Yellowleg has to save Turk in order to exact his revenge, but before he does that, he talks the two men into helping him rob the bank in Gila City.   A gunfight with the robbers who beat them to the job results in Yellowleg accidentally shooting and killing the son of Kit Tilden (Maureen O’Hara – How Green Was My Valley, The Miracle on 34th Street), one of the town’s prostitutes.   O’Hara, normally a highly accomplished and reliable actress, is no more convincing as a prostitute than she is as a grieving mother, a result, perhaps, of that frosty relationship with her director.   She was too old for the part, and a little too motherly to invoke the kind of desire she does in Billy, but she worked for scale in return for a cut of any profits, and got to warble the film’s Godawful theme tune.

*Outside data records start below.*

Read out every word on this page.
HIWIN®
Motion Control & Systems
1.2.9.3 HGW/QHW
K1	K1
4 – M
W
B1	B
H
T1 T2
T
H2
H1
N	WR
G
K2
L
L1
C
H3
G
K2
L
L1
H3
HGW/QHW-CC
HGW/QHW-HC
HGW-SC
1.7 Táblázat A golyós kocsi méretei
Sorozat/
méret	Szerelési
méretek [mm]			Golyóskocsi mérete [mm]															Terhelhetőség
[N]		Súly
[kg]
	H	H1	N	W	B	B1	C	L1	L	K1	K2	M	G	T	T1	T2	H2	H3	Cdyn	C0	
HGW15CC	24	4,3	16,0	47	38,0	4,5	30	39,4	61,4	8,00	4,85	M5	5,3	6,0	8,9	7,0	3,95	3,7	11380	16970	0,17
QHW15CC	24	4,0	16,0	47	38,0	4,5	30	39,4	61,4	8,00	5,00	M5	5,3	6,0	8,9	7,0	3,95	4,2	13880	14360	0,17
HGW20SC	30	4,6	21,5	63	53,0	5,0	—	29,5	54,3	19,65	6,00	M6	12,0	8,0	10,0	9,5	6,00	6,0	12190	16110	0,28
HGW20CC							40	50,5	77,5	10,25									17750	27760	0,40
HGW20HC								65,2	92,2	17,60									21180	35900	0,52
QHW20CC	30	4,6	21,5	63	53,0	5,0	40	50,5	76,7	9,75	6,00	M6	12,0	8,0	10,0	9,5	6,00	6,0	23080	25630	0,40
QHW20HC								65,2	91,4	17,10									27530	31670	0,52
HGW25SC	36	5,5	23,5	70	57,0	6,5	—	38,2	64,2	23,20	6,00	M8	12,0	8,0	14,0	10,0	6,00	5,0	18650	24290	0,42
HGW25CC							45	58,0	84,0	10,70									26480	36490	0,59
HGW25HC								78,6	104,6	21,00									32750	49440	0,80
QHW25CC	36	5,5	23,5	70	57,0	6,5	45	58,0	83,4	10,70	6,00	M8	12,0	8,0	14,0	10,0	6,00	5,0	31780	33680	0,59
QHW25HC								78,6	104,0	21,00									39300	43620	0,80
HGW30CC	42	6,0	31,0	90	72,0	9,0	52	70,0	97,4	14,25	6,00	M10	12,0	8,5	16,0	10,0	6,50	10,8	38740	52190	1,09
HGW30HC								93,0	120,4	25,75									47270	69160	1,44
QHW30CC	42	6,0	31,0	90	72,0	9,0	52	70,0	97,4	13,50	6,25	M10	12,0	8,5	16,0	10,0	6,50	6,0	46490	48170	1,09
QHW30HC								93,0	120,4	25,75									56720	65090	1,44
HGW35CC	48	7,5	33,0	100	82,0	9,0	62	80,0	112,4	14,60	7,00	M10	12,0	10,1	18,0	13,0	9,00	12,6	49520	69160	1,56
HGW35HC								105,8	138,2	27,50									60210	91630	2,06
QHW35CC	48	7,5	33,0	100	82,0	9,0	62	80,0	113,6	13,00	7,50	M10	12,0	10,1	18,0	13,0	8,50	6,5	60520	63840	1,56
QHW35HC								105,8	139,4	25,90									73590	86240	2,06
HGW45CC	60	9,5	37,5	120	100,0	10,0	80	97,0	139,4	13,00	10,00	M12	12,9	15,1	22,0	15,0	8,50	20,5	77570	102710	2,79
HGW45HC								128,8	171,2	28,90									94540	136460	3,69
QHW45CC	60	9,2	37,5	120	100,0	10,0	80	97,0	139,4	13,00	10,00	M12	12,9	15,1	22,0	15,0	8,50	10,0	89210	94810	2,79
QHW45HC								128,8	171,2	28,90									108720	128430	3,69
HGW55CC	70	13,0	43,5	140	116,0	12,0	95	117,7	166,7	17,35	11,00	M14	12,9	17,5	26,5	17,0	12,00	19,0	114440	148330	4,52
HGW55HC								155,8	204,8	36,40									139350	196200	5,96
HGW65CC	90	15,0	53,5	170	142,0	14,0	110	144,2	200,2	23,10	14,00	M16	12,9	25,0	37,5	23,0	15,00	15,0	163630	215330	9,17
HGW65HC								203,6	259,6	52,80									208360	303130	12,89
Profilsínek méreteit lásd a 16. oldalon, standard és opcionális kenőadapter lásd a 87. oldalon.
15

Yellowleg is so filled with remorse over his killing of the boy that he offers to escort Kit on the dangerous journey across Indian territory to the ghost town of Siringo, where she plans to bury her son beside his father.   Kit rejects his offer, but he goes anyway, and brings Turk and Billy along with him.  You have to wonder why he doesn’t figure out a way to get Turk on his own in order to grab a few slices of revenge, but that’s just one of many deficiencies in the writing.   Fleischman’s characters are mostly stereotypes, even if they are given a few interesting quirks, and they do nothing that surprises us.   Keith holds it all together with laconic ease, and spars well with Cochran, but Wills is largely wasted in a role that we all know would have been so much meatier had Peckinpah been allowed to get his hands on it.

Although some of the themes which found their way into many of his subsequent movies can be found in The Deadly Companions, there’s not a lot of Peckinpah here, but the film wouldn’t enjoy even the modest reputation it does were it not for his involvement.